There are also changes to the rules around Unsolicited Goods and Services (UGAS). I was surprised to discover when researching this blog that under current law someone can send you goods you haven’t asked for, and you (the receiver) was liable to look after the goods for up to 3 months! If the goods became damaged in this time, you could become liable. The new rules make it so the seller/sender had to advise that you are under no obligation to purchase the goods. The collection time has reduced from 3 months to 10 days, and liability for damage is only enforceable if the received deliberately damaged the goods. You can keep the goods as a gift if the sender breaches these regulations.

The CGA has been extended to cover all transactions, including online businesses. This will primarily affect people who trade professionally on sites like Trademe. Professional traders will need to identify themselves, and state that the deal is covered by the CGA.

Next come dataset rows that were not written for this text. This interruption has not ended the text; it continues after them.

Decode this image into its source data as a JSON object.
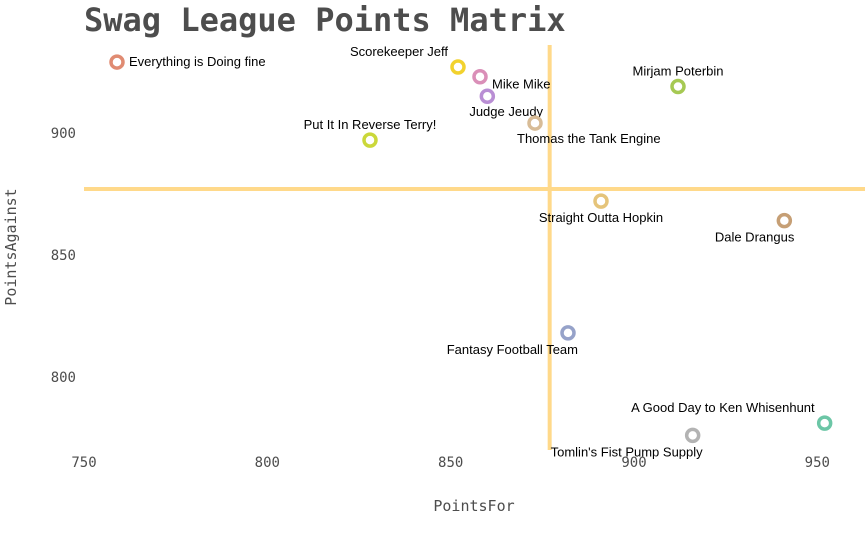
{
  "chart_data": {
    "type": "scatter",
    "title": "Swag League Points Matrix",
    "xlabel": "PointsFor",
    "ylabel": "PointsAgainst",
    "xlim": [
      750,
      963
    ],
    "ylim": [
      770,
      936
    ],
    "xticks": [
      750,
      800,
      850,
      900,
      950
    ],
    "yticks": [
      800,
      850,
      900
    ],
    "grid": false,
    "reference_lines": {
      "x": 877,
      "y": 877,
      "color": "#ffd98a"
    },
    "points": [
      {
        "label": "Everything is  Doing fine",
        "x": 759,
        "y": 929,
        "color": "#e08b72",
        "label_pos": "right"
      },
      {
        "label": "Scorekeeper Jeff",
        "x": 852,
        "y": 927,
        "color": "#f2d22e",
        "label_pos": "above-left"
      },
      {
        "label": "Mike Mike",
        "x": 858,
        "y": 923,
        "color": "#da8fb8",
        "label_pos": "right-below"
      },
      {
        "label": "Judge Jeudy",
        "x": 860,
        "y": 915,
        "color": "#b98ed4",
        "label_pos": "below-right"
      },
      {
        "label": "Thomas the Tank Engine",
        "x": 873,
        "y": 904,
        "color": "#d8bc97",
        "label_pos": "below-right"
      },
      {
        "label": "Put It In  Reverse Terry!",
        "x": 828,
        "y": 897,
        "color": "#cbd83a",
        "label_pos": "above"
      },
      {
        "label": "Mirjam Poterbin",
        "x": 912,
        "y": 919,
        "color": "#a6c953",
        "label_pos": "above"
      },
      {
        "label": "Straight Outta Hopkin",
        "x": 891,
        "y": 872,
        "color": "#e5c47a",
        "label_pos": "below"
      },
      {
        "label": "Dale Drangus",
        "x": 941,
        "y": 864,
        "color": "#c69f75",
        "label_pos": "below-left"
      },
      {
        "label": "Fantasy Football Team",
        "x": 882,
        "y": 818,
        "color": "#96a2c9",
        "label_pos": "below-left"
      },
      {
        "label": "A Good Day to Ken Whisenhunt",
        "x": 952,
        "y": 781,
        "color": "#6cc6a6",
        "label_pos": "above-left"
      },
      {
        "label": "Tomlin's Fist Pump Supply",
        "x": 916,
        "y": 776,
        "color": "#b3b3b3",
        "label_pos": "below-left"
      }
    ]
  }
}
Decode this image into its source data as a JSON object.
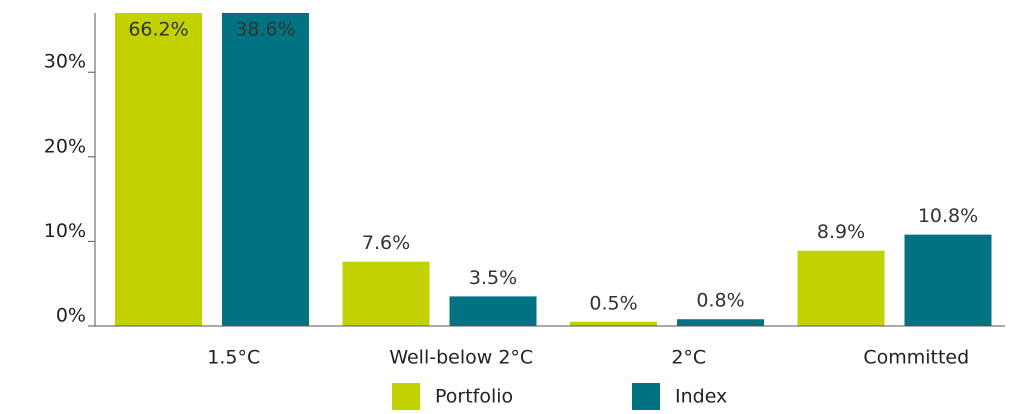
{
  "chart_data": {
    "type": "bar",
    "categories": [
      "1.5°C",
      "Well-below 2°C",
      "2°C",
      "Committed"
    ],
    "series": [
      {
        "name": "Portfolio",
        "color": "#c2d100",
        "values": [
          66.2,
          7.6,
          0.5,
          8.9
        ],
        "value_labels": [
          "66.2%",
          "7.6%",
          "0.5%",
          "8.9%"
        ]
      },
      {
        "name": "Index",
        "color": "#007282",
        "values": [
          38.6,
          3.5,
          0.8,
          10.8
        ],
        "value_labels": [
          "38.6%",
          "3.5%",
          "0.8%",
          "10.8%"
        ]
      }
    ],
    "ylim": [
      0,
      37
    ],
    "yticks": [
      {
        "value": 0,
        "label": "0%"
      },
      {
        "value": 10,
        "label": "10%"
      },
      {
        "value": 20,
        "label": "20%"
      },
      {
        "value": 30,
        "label": "30%"
      }
    ],
    "legend": "bottom"
  }
}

The changes that come into force in March 2015 relate to unfair contract terms. This is a fairly big change as it prohibits unfair contract terms in standard form consumer contracts – so businesses using these should take a look at the wording to ensure they are compliant. Unfair Contract Terms are those which create a significant imbalance in rights between the parties (which will usually be against the consumer). Common clauses could include a seller reserving the right to interpret the contract - ‘it is what I say’, or where it allows one party to unilaterally cancel the contract, but not the other, or where penalties can be imposed on one party, but not the other, for example an internet provider penalising the consumer for late payment, but the consumer not being able to penalise the provider for non-provision of service.

Overall these changes often tighten up our existing laws, and are designed to deal with new ways of doing business (particularly online). If you or your business may be affected you will need to speak to your lawyer to find out exactly what you need to do to comply. The information above is of a very general nature and in no way covers the full gamut of ramifications.